Courts and Rule of Law in Developing Countries
Courts and Rule of Law in Developing Countries
- Lisa HilbinkLisa HilbinkDepartment of Political Science, University of Minnesota
- and Matthew C. IngramMatthew C. IngramDepartment of Political Science, University at Albany, State University of New York
Summary
Under what conditions can courts be effective and the rule of law be meaningful in developing countries? A vast literature has emerged over the past several decades seeking to understand the factors that support or impede healthy judicial functioning in developing countries, as well as those that account for its stagnation and erosion. Scholars analyze four phenomena that shape the judicial role in politics: empowerment, activation, behavior, and impact. Works on judicial empowerment analyze identifiable moments of change in formal, de jure rules governing the jurisdiction, independence, accessibility, and efficiency of legal institutions, whether at the constitutional or at the legislative level. Studies of activation examine when, how, and why actors identify particular harms or grievances as legal wrongs and pursue litigation as a means of redress. Judicial behavior studies address how and why judges vote on issues or rule on cases, either individually or collectively as collegial bodies, with a particular eye to the factors that enable or constrain independent judicial decision-making. In developing countries, scholars have also begun analyzing off-bench judicial behavior. A final category of research on courts in developing countries seeks to assess the impact of judicial behavior on political processes, policy outcomes, and society at large. Compliance is a major focus of such works, but scholars also seek to understand how court decisions transform the way social actors frame their struggles and mobilize politically, and to assess the promise and pitfalls of the judicialization of politics.
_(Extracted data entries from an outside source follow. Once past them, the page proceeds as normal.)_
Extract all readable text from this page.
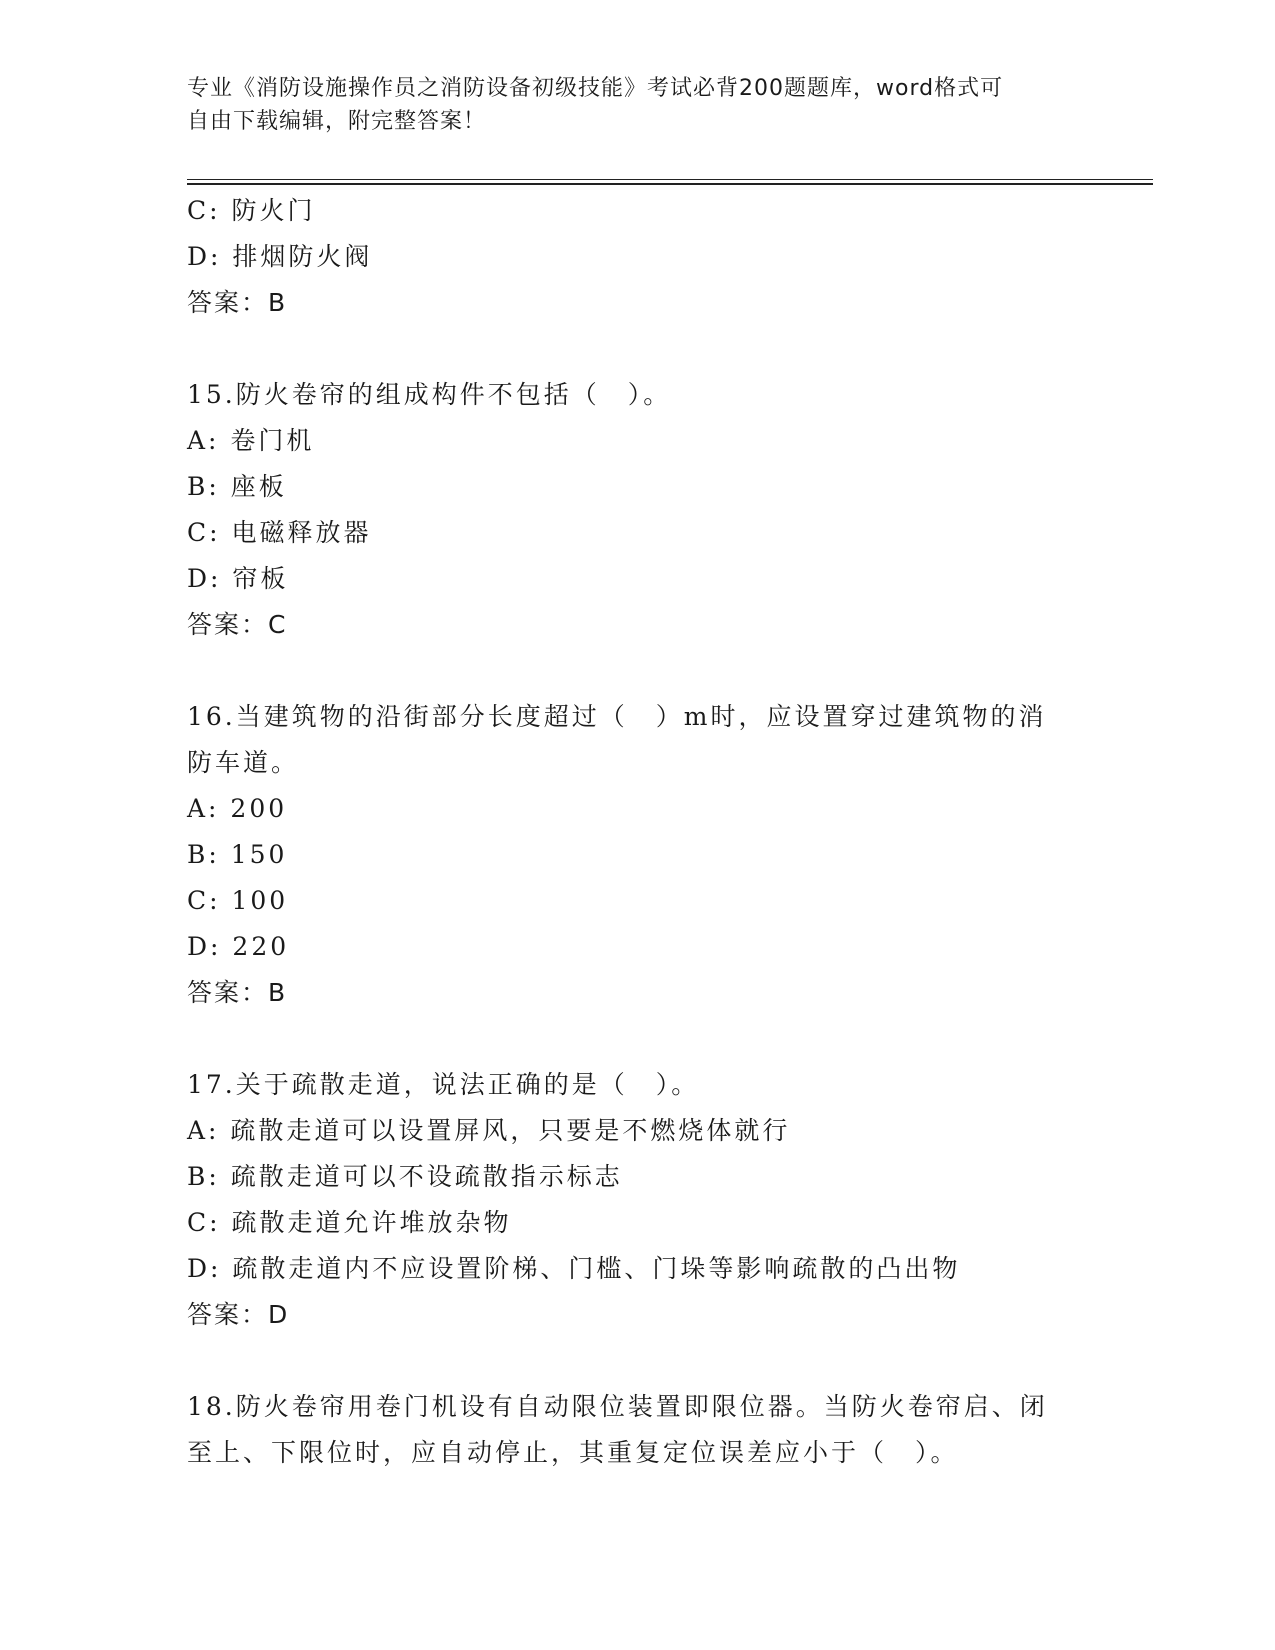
专业《消防设施操作员之消防设备初级技能》考试必背200题题库，word格式可
自由下载编辑，附完整答案！
C: 防火门
D: 排烟防火阀
答案：B
15.防火卷帘的组成构件不包括（　）。
A: 卷门机
B: 座板
C: 电磁释放器
D: 帘板
答案：C
16.当建筑物的沿街部分长度超过（　）m时，应设置穿过建筑物的消
防车道。
A: 200
B: 150
C: 100
D: 220
答案：B
17.关于疏散走道，说法正确的是（　）。
A: 疏散走道可以设置屏风，只要是不燃烧体就行
B: 疏散走道可以不设疏散指示标志
C: 疏散走道允许堆放杂物
D: 疏散走道内不应设置阶梯、门槛、门垛等影响疏散的凸出物
答案：D
18.防火卷帘用卷门机设有自动限位装置即限位器。当防火卷帘启、闭
至上、下限位时，应自动停止，其重复定位误差应小于（　）。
The great variation within and between the vast category of developing countries greatly complicates the task of building general theory on any of the four outcomes. This variation reveals that the assumptions of dominant theories hold more tenuously in less- institutionalized contexts, where information is less clear or complete and is under shorter time horizons, and where the costs are lower for flouting the law or interfering with courts. These observations signal the need to delimit or moderate theoretical arguments about core relationships of interest according to political and economic conditions and contexts. Yet insights regarding developing countries might become increasingly relevant for understanding judicial politics in developed countries, as politics in developed countries take on features more common to developing countries, including polarization, populism, and even authoritarian tendencies like open attacks on political opponents, press, courts, and independent investigative agencies.